Reallöhne erstmals seit zwei Jahren wieder leicht gestiegen

Erstmals seit zwei Jahren sind die Reallöhne in Deutschland im Quartal von April bis Juni wieder gestiegen - wenn auch nur um 0,1 Prozent im Vergleich zum Vorjahreszeitraum. Grund sind die hohen Nominallohnsteigerungen. (Philippe Huguen)
Erstmals seit zwei Jahren sind die Reallöhne in Deutschland im Quartal von April bis Juni wieder gestiegen - wenn auch nur um 0,1 Prozent im Vergleich zum Vorjahreszeitraum. Grund sind die hohen Nominallohnsteigerungen. (Philippe Huguen)

Erstmals seit zwei Jahren sind die Reallöhne in Deutschland im Quartal von April bis Juni wieder gestiegen - wenn auch nur um 0,1 Prozent im Vergleich zum Vorjahreszeitraum. Grund sind die hohen Nominallohnsteigerungen im Quartal, wie das Statistische Bundesamt mitteilte: Sie legten um 6,6 Prozent zu, das ist der höchste Anstieg in einem Quartal seit 2008. Die Verbraucherpreise stiegen in dem Zeitraum um 6,5 Prozent.

Zur hohen Steigerung der Löhne trugen auch die Auszahlungen der Inflationsausgleichsprämien bei, wie die Statistiker erläuterten. Diese Bonuszahlung kann bis zu 3000 Euro betragen und ist steuer- und abgabenfrei. Auch die Erhöhung des Mindestlohns im Oktober 2022 hat den Angaben zufolge einen positiven Effekt auf das gesamtwirtschaftliche Lohnwachstum im Frühjahrsquartal gehabt.

Den stärksten Nominallohnanstieg mit 9,7 Prozent hatten laut Statistikamt geringfügig Beschäftigte. Dies sei vor allem auf die seit Oktober 2022 gültige Erhöhung der Minijob-Verdienstgrenze von monatlich 450 Euro auf 520 Euro sowie auf die Mindestlohnerhöhung auf zwölf Euro zurückzuführen. Die Löhne für Teilzeitkräfte stiegen demnach ebenfalls kräftig um 7,2 Prozent, die für Auszubildende um 8,4 Prozent.

Die Nominallöhne von Beschäftigten in Vollzeit stiegen im Zeitraum von April bis Juni leicht unterdurchschnittlich um 6,3 Prozent. Innerhalb der Vollzeitbeschäftigten hatte das Fünftel mit den geringsten Verdiensten mit 11,8 Prozent im Durchschnitt die stärksten Verdienststeigerungen, wie die Statistiker hervorhoben.

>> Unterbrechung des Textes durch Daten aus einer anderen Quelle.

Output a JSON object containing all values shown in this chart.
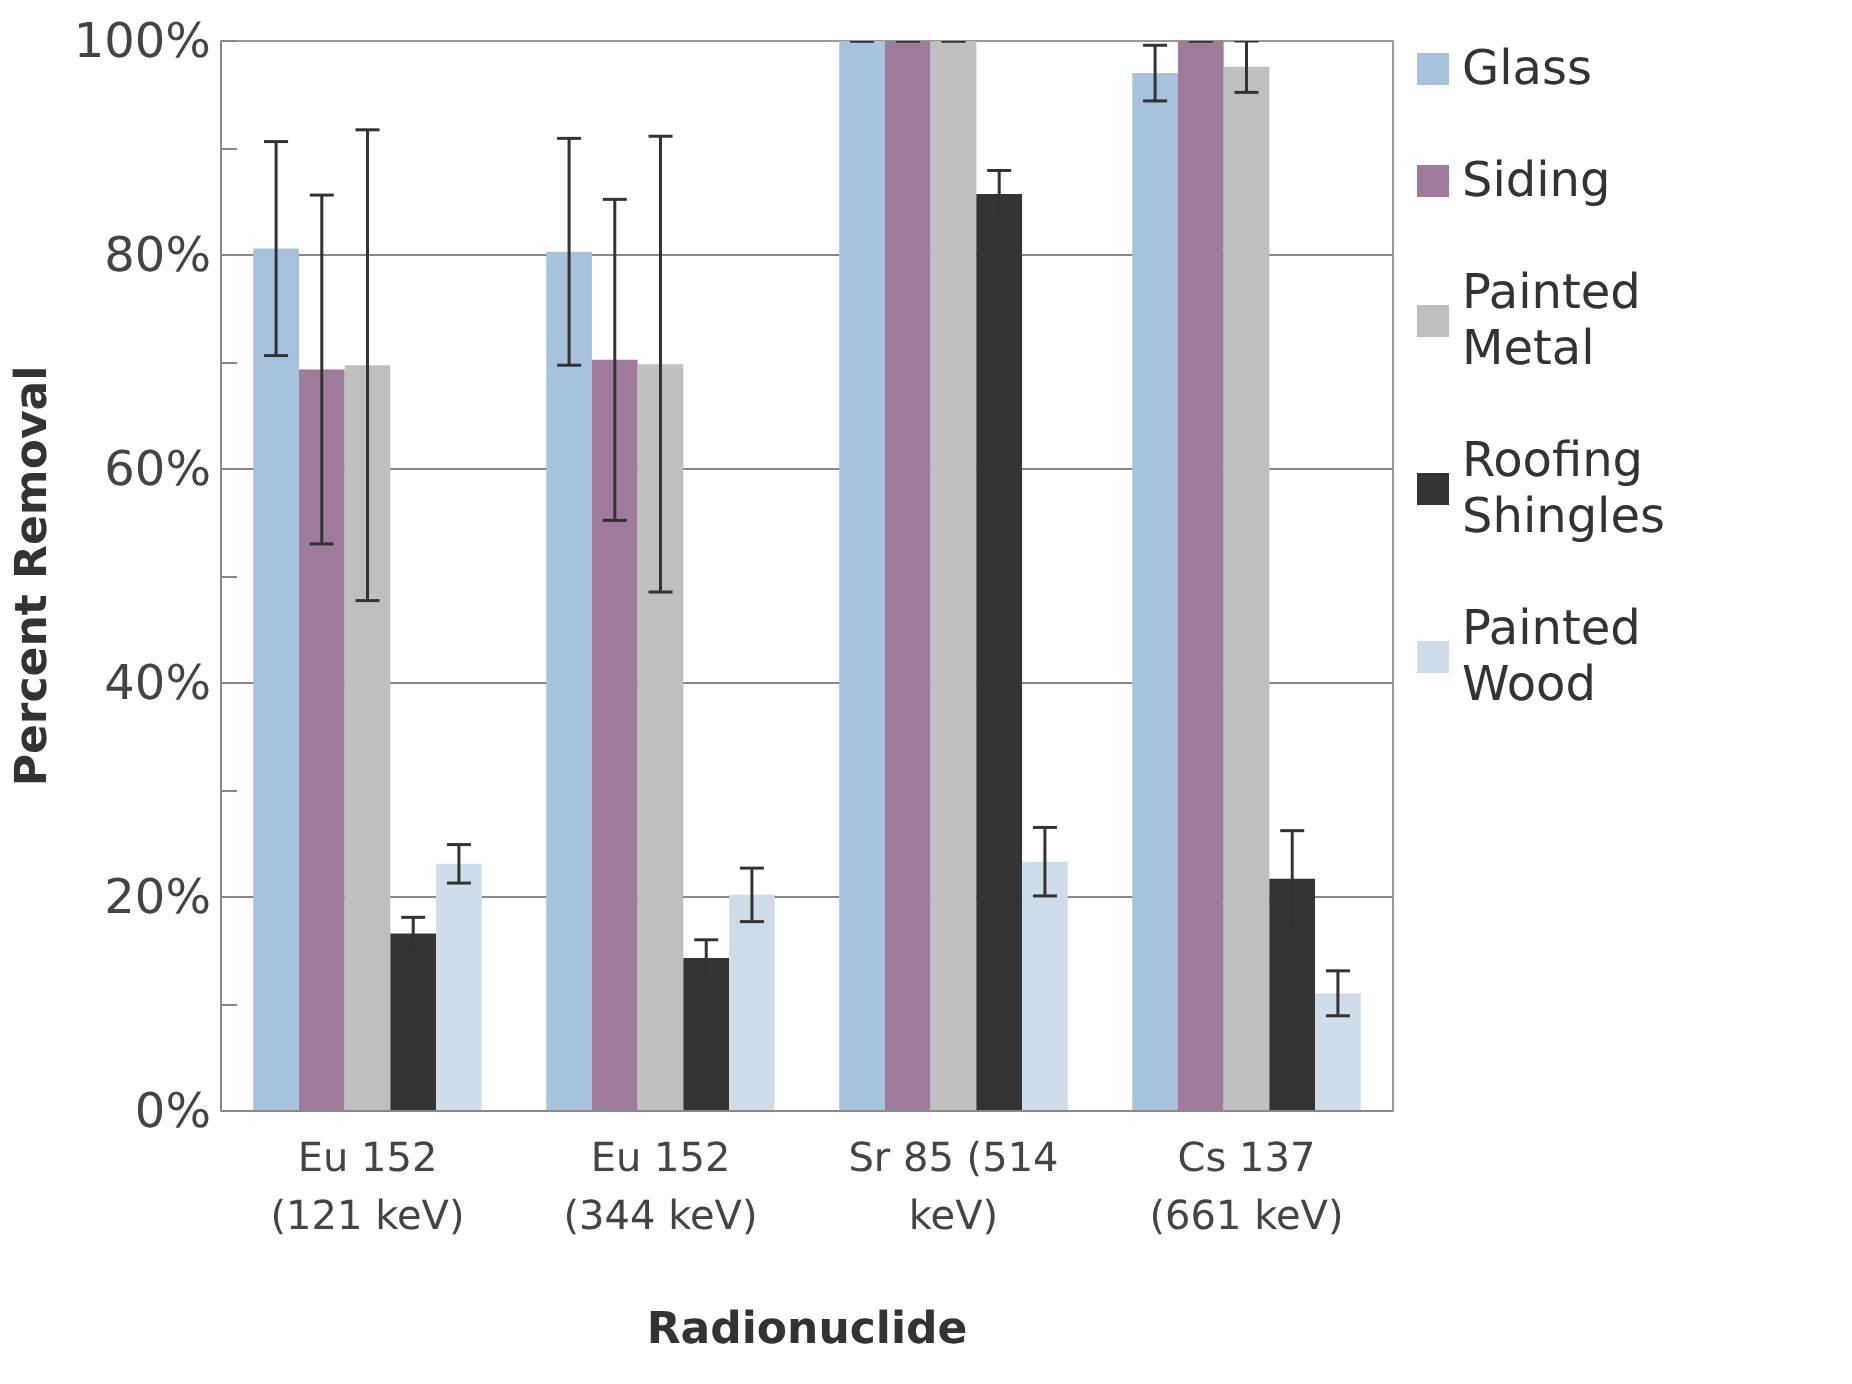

In stark von der Corona-Pandemie betroffenen Branchen profitierten die Beschäftigten von "Aufholeffekten": So stiegen die Nominallöhne im Gastgewerbe im Zeitraum von April bis Juni um 12,6 Prozent. Auch im Bereich Kunst, Unterhaltung und Erholung betrug der Lohnanstieg überdurchschnittliche 11,9 Prozent im Quartal. Um 10,0 Prozent legten die Löhne in den Bereichen Lagerei und Verkehr zu - dazu gehört etwa auch die Luftfahrt.

Arbeitsmarktexperte Dominik Groll vom Kiel Institut für Weltwirtschaft (IfW) erwartet, dass die Teuerung im Laufe dieses Jahres weiter nachlassen und die Nominallöhne weiter kräftig steigen werden. Ein starkes Indiz dafür seien die Tarifabschlüsse in der Metall- und Elektroindustrie, im öffentlichen Dienst von Bund und Gemeinden, bei der Deutschen Post und bei der Deutschen Bahn. Der Einzelhandel, der Groß- und Außenhandel und der öffentliche Dienst der Länder dürften diesen Beispielen in den kommenden Monaten folgen.

Spätestens im kommenden Jahr werden die Nominallöhne aller Voraussicht nach dann auch deutlich stärker steigen als die Verbraucherpreise, wie Groll weiter ausführte. "Mit etwas Glück könnten die Reallohnverluste, die sich zwischen 2020 und 2022 aufsummiert haben, dann sogar wettgemacht sein."